Edson da Silva Correa
ola boa tarde queria saber se posso conectar ele a um computador pelo usb ?
Rafael Hobbs
Você consegue fazer o backup/sinc do Personal Cloud no Amazon Cloud Drive? Ou só Google Drive e Dropbox?
luciana camara
Olá Paulo. Vc poderia me informar se o acesso remoto vida Internet é para escrita e leitura ou somente leitura? Vc chegou a fazer um teste de envio de arquivos via Internet? Obrigada e excelente artigo!
Hely Francelino
O maior defeito desse equipamento é ele não disponibilizar ao usuario um meio alternativo de acesso aos dados armazenados no caso de uma possível falha em seu acesso convencional. A única forma que a fabricante disponibiliza é um serviço que custa basicamente o valor de outro diapositivo. Eu não compraria algo assim sem ter uma segunda maneira de ae fazer as coisas sem precisar pagar mais por isso.
Christofer Freitas
Paulo, boa tarde! Como funciona esse acesso remoto por esse Sdrive? Eu acionaria o App e imediatamente ele já acessaria o scloud lá dentro da minha casa? Simples assim?!
Geriel
Dá pra rodar stream de vídeo em quantas máquinas simultaneamente?
João Paulo
Qual é o modelo desse personal cloud?
Caio Everton
Não é bem assim. Dados da Backblaze, empresa de soluções em nuvem, mostram que os Seagate têm taxa de mortalidade maior. Teve até um artigo recente mostrando um modelo (o de 3tb interno e externo) que deu problemas fora do normal. Tá tudo documentado lá, então não é só experiência pessoal. Estatisticamente a Seagate se sai pior, pelo menos em um estudo. Queria que mais empresas de nuvem fizessem relatórios tão detalhados como a Backblaze e divulgasse ao público. Talvez confirmassem ou rebatessem os dados dela, ajudando a ter uma imagem mais geral.
Yan Minari

O preço de uma time capsule... que é limitada em funções, mas é um puta de um roteador ac dual band.

Yan Gabriel Minário
O preço de uma time capsule... que é limitada em funções, mas é um puta de um roteador ac dual band.
Eduardo Rigler
Realmente, discos SAS tendem a durar mais, mas o grande "x" dos problemas com HD's na maioria dos casos é o liga/desliga diário. Cientificamente falando, um disco funcionando 24/7 sempre vai durar mais tempo que um que funciona das 8 às 18h, não importando a interface.
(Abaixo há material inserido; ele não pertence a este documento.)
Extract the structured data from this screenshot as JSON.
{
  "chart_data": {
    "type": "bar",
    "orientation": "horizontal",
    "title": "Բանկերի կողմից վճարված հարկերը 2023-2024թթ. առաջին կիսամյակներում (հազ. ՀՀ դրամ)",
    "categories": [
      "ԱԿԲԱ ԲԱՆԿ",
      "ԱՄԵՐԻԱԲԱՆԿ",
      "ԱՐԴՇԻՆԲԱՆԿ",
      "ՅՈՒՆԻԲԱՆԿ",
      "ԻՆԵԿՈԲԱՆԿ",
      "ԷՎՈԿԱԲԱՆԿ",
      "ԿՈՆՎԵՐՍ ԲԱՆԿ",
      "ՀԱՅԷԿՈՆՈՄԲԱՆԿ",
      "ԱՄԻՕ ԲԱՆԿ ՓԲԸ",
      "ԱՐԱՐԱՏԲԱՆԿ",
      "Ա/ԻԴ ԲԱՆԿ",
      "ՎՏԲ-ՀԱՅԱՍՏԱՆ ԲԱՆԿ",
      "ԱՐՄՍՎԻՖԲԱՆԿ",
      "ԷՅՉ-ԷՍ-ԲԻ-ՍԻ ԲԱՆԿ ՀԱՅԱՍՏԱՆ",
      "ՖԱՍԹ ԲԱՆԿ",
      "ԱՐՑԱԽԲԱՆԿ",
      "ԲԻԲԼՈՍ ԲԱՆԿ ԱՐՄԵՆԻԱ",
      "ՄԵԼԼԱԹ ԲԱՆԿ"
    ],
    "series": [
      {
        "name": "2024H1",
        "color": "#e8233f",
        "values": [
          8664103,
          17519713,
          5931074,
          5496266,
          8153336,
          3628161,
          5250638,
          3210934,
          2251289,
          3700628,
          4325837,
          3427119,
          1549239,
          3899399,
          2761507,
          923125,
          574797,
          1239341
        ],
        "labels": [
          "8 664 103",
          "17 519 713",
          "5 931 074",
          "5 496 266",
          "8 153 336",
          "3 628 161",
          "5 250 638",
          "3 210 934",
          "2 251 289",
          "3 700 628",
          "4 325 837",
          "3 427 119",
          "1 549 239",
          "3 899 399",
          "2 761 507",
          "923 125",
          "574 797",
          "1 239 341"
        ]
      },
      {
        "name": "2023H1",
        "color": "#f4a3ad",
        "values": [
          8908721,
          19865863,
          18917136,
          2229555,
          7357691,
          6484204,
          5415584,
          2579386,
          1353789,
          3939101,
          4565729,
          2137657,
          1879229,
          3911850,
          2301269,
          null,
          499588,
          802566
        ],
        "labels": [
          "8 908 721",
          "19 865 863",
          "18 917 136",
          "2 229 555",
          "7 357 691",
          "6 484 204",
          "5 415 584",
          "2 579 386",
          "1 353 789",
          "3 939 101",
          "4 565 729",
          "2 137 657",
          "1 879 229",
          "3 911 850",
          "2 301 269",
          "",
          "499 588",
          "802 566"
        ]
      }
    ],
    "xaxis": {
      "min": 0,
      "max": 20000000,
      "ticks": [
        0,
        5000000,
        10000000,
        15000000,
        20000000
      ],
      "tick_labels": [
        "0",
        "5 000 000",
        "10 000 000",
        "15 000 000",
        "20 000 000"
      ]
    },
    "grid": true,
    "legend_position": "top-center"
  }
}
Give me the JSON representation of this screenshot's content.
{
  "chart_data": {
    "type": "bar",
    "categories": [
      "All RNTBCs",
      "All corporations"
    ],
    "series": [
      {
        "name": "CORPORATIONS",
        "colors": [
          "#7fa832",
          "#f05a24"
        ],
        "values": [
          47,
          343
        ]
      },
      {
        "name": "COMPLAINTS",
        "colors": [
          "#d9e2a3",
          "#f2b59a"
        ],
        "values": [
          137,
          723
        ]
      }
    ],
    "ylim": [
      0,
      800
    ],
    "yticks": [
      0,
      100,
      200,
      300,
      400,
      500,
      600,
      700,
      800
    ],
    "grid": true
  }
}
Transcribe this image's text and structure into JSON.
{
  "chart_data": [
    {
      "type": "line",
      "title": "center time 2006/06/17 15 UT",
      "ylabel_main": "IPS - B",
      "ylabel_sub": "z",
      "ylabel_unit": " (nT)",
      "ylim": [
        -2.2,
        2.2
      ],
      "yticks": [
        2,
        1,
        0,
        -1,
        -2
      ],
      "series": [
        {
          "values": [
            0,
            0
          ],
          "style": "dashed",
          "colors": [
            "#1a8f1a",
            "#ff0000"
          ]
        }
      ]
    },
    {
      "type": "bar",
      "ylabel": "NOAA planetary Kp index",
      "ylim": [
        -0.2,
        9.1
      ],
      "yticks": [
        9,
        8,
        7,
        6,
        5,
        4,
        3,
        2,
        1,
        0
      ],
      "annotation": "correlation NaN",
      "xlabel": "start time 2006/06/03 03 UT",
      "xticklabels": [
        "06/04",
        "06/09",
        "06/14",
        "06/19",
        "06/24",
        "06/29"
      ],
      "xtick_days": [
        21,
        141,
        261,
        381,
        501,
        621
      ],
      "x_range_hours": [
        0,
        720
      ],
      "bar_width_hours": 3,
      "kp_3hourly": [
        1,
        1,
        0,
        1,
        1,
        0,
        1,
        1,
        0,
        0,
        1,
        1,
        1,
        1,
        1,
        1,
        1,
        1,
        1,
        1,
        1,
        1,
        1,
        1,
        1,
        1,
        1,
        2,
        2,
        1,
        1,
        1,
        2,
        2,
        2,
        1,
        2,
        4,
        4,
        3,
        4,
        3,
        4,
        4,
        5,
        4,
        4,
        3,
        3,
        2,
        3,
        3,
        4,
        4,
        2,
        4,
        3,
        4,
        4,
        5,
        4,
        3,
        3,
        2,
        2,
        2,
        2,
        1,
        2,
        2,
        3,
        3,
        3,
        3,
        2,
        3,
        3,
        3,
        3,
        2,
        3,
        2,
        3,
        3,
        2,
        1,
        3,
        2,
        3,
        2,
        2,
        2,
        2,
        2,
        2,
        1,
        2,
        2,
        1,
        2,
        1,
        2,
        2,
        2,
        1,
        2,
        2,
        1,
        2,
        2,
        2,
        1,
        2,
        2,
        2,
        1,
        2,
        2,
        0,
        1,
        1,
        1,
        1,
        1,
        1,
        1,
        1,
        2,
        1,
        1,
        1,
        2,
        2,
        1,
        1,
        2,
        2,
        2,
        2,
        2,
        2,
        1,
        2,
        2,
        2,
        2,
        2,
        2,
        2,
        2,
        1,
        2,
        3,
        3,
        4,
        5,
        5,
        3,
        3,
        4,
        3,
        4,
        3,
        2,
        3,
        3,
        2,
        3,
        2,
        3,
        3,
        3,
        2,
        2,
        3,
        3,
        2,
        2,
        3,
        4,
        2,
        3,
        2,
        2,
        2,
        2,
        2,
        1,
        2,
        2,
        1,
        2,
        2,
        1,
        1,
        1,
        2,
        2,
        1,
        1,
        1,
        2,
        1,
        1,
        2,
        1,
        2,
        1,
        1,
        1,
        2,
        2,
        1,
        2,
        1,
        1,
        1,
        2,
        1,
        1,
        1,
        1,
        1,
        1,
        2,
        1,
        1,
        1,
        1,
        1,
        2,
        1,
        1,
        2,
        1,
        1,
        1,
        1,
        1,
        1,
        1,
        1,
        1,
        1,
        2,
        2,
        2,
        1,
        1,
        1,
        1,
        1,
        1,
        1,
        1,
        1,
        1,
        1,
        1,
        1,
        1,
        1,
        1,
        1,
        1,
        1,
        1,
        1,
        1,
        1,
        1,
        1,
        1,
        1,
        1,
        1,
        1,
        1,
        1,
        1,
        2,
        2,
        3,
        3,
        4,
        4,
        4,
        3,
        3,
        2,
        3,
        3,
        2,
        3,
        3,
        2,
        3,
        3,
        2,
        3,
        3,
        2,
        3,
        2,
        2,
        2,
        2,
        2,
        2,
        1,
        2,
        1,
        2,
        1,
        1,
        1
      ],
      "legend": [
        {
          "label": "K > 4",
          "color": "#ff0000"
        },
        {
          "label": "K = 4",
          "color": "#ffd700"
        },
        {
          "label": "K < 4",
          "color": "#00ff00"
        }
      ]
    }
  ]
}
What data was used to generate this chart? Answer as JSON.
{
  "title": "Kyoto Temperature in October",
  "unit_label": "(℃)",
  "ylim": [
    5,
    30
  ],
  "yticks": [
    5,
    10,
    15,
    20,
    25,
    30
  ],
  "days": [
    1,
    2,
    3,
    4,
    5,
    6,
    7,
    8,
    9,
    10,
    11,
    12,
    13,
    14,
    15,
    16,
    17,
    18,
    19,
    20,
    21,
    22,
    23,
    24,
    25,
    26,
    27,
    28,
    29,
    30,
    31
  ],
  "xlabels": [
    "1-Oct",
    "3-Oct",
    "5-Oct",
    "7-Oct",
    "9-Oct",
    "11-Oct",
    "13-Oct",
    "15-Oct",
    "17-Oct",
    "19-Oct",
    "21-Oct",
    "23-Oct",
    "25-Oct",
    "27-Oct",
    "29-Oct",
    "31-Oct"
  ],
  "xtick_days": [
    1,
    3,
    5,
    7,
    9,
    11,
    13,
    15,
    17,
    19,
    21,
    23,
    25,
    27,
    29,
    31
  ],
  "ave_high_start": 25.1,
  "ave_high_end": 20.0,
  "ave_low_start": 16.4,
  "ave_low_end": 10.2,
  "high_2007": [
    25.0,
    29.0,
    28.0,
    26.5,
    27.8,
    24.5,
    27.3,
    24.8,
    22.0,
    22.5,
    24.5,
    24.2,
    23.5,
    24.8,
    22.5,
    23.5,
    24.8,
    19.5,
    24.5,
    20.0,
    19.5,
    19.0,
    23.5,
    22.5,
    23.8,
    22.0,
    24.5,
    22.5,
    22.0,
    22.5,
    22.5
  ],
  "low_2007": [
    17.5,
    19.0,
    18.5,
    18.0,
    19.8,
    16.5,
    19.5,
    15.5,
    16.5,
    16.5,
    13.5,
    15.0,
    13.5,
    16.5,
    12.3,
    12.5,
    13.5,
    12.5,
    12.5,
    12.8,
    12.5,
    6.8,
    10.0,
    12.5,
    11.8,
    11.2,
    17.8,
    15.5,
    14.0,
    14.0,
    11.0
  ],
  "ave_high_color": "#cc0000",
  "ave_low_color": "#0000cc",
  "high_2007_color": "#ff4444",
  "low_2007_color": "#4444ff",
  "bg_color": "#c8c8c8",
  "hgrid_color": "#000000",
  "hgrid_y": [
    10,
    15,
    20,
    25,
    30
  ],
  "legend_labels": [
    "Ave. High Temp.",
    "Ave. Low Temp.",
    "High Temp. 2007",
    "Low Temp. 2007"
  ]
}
Antonio Francisco de Souza
Realmente depende de fatores (diria até dinâmicos hehehe). Há muito tempo me deparei com um monte de Maxtor dando pau em menos de um ano... Eram todos do mesmo lote. Me deu uma raiva daquelas do Maxtor, mas depois me acalmei e olhando direito descobri que tinha um padrão no tempo e no lote. Depois que foram trocados na garantia, o novo lote durou mais de 6 a 7 anos. Enfim, nem foi por dar problema assim, mas porque os computadores já estavam muito defasados. Onde eu trabalho temos Samsung, WD, Seagate e Maxtor. Para quem tem servidor que fica ligado 24x7x30, aconselho comprar HDs SAS especiais. São bem mais caros (HD SAS 300GB 6Gbs 15K os últimos que comprei foi 1050 reais cada), mas trabalham por anos a fio sem dar problema algum. E claro, usar espelhamento.